# Model approval — how a model earns the right to be used

`model-tiers.md` decides *which approved model* handles a data class. This is the
process that puts a model on the approved list in the first place — and takes it
off. Without it, "approved models" is a list nobody can defend, and every new
model arrives through whichever developer tried it first.
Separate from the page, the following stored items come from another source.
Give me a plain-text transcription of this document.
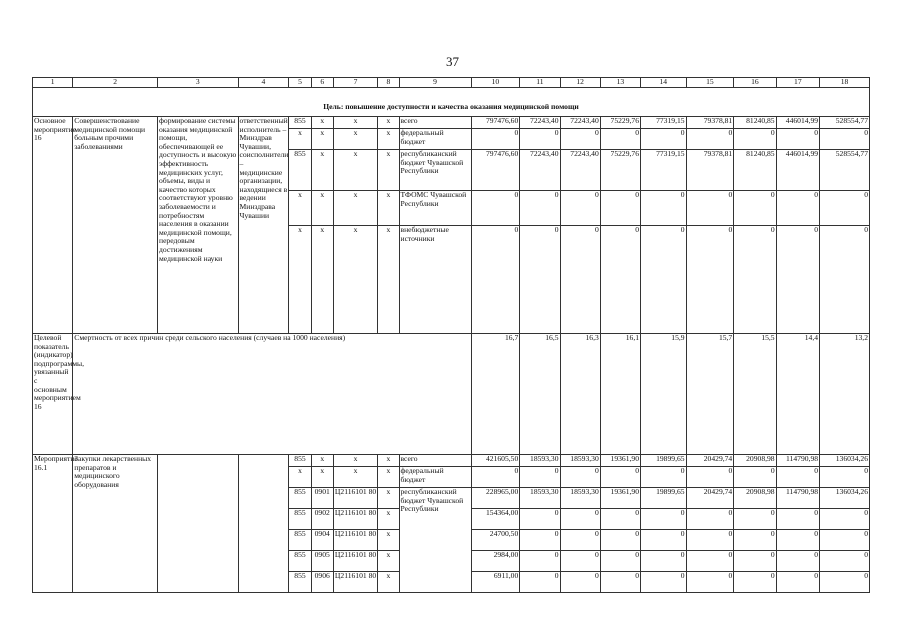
37
1	2	3	4	5	6	7	8	9	10	11	12	13	14	15	16	17	18
Цель: повышение доступности и качества оказания медицинской помощи																	
Основное мероприятие 16	Совершенствование медицинской помощи больным прочими заболеваниями	формирование системы оказания медицинской помощи, обеспечивающей ее доступность и высокую эффективность медицинских услуг, объемы, виды и качество которых соответствуют уровню заболеваемости и потребностям населения в оказании медицинской помощи, передовым достижениям медицинской науки	ответственный исполнитель – Минздрав Чувашии, соисполнители – медицинские организации, находящиеся в ведении Минздрава Чувашии	855	x	x	x	всего	797476,60	72243,40	72243,40	75229,76	77319,15	79378,81	81240,85	446014,99	528554,77
				x	x	x	x	федеральный бюджет	0	0	0	0	0	0	0	0	0
				855	x	x	x	республиканский бюджет Чувашской Республики	797476,60	72243,40	72243,40	75229,76	77319,15	79378,81	81240,85	446014,99	528554,77
				x	x	x	x	ТФОМС Чувашской Республики	0	0	0	0	0	0	0	0	0
				x	x	x	x	внебюджетные источники	0	0	0	0	0	0	0	0	0
Целевой показатель (индикатор) подпрограммы, увязанный с основным мероприятием 16	Смертность от всех причин среди сельского населения (случаев на 1000 населения)								16,7	16,5	16,3	16,1	15,9	15,7	15,5	14,4	13,2
Мероприятие 16.1	Закупки лекарственных препаратов и медицинского оборудования			855	x	x	x	всего	421605,50	18593,30	18593,30	19361,90	19899,65	20429,74	20908,98	114790,98	136034,26
				x	x	x	x	федеральный бюджет	0	0	0	0	0	0	0	0	0
				855	0901	Ц2116101 80	x	республиканский бюджет Чувашской Республики	228965,00	18593,30	18593,30	19361,90	19899,65	20429,74	20908,98	114790,98	136034,26
				855	0902	Ц2116101 80	x		154364,00	0	0	0	0	0	0	0	0
				855	0904	Ц2116101 80	x		24700,50	0	0	0	0	0	0	0	0
				855	0905	Ц2116101 80	x		2984,00	0	0	0	0	0	0	0	0
				855	0906	Ц2116101 80	x		6911,00	0	0	0	0	0	0	0	0
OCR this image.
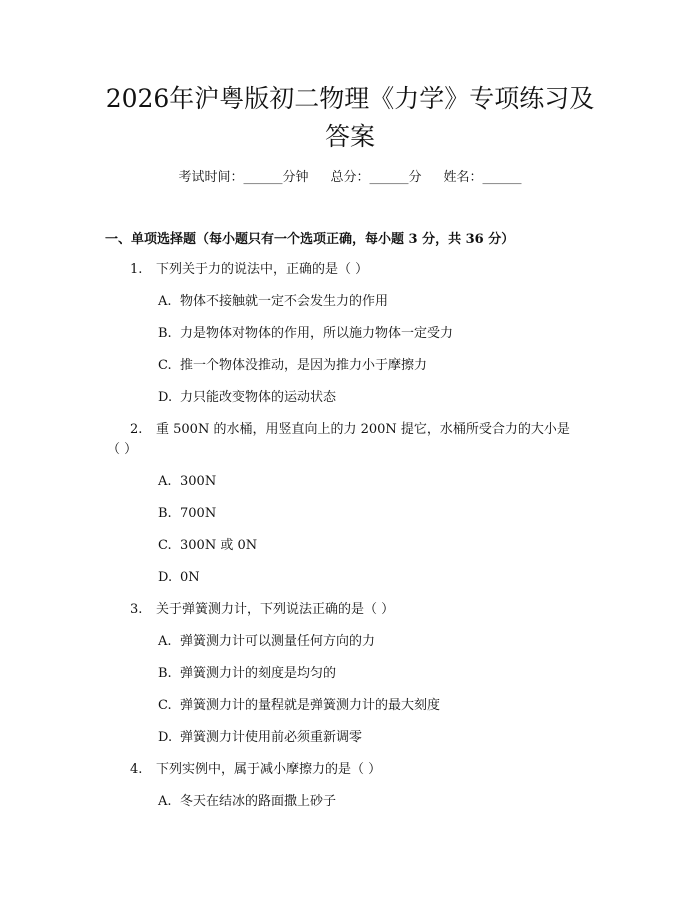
2026年沪粤版初二物理《力学》专项练习及
答案
考试时间：______分钟 总分：______分 姓名：______
一、单项选择题（每小题只有一个选项正确，每小题 3 分，共 36 分）
1. 下列关于力的说法中，正确的是（ ）
A. 物体不接触就一定不会发生力的作用
B. 力是物体对物体的作用，所以施力物体一定受力
C. 推一个物体没推动，是因为推力小于摩擦力
D. 力只能改变物体的运动状态
2. 重 500N 的水桶，用竖直向上的力 200N 提它，水桶所受合力的大小是
（ ）
A. 300N
B. 700N
C. 300N 或 0N
D. 0N
3. 关于弹簧测力计，下列说法正确的是（ ）
A. 弹簧测力计可以测量任何方向的力
B. 弹簧测力计的刻度是均匀的
C. 弹簧测力计的量程就是弹簧测力计的最大刻度
D. 弹簧测力计使用前必须重新调零
4. 下列实例中，属于减小摩擦力的是（ ）
A. 冬天在结冰的路面撒上砂子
The principle: **a model is a third-party service that makes decisions.** It goes
through the same governance you'd apply to any vendor touching customer data or
processes of record — proportionate to what you'll let it do.

## Who decides

A small standing group, not a single enthusiast and not a committee that meets
quarterly. Practically: an owner from engineering, one from risk/compliance, and
one from security/privacy. They own a **model register** — the source of truth
for what's allowed, on what data class, for what use.

## The approval criteria

A model is assessed on what it would actually be trusted with:

- **Capability** — does it pass the task's quality bar, measured against a graded
  baseline, not a vibe? (`verify-with-data.md`)
- **Data handling** — residency, retention, and whether your inputs train the
  vendor's model. This gates the highest data class it may ever see.
  (`vendor-eval.md`)
- **Security posture** — auth, tenancy isolation, the vendor's own certifications.
- **Auditability** — can every call be logged and reconstructed? A model you
  can't audit can't touch regulated data.
- **Cost profile** — price per unit of work at the expected volume, so routing
  decisions have real numbers behind them.
- **Reversibility / exit** — can you switch away? What's the lock-in?

## The register entry

Each approved model records: the model + version, approved data classes, approved
use cases, the data agreement reference, the owner, the approval date, and the
**re-approval date**. Approval is *time-boxed*, not permanent.

| Field | Example |
|-------|---------|
| Model + version | `provider/model-x-2026-01` |
| Max data class | Internal (not Sensitive/Regulated) |
| Approved uses | Code generation, internal summarisation |
| Data agreement | DPA-2026-014; no training on inputs |
| Owner / review by | Platform team / re-approve 2026-12 |

## Operating it without strangling delivery

- **A fast lane for low stakes.** Public-data, low-blast-radius experimentation
  on already-approved models needs no new approval — just logging. Reserve the
  full process for new vendors, new data classes, or new decisions of record.
- **Version awareness.** A model version bump can change behaviour. Material
  upgrades re-enter assessment; the register pins versions for regulated use.
- **A revocation path.** When a model fails — a security finding, a quality
  collapse, a pricing change — it can be pulled, and the register says what
  replaces it.

## The one-line test

> Point at any model in use and ask: who approved it, for what data, and when does
> that approval expire? If the answer is "it was already there," it isn't governed.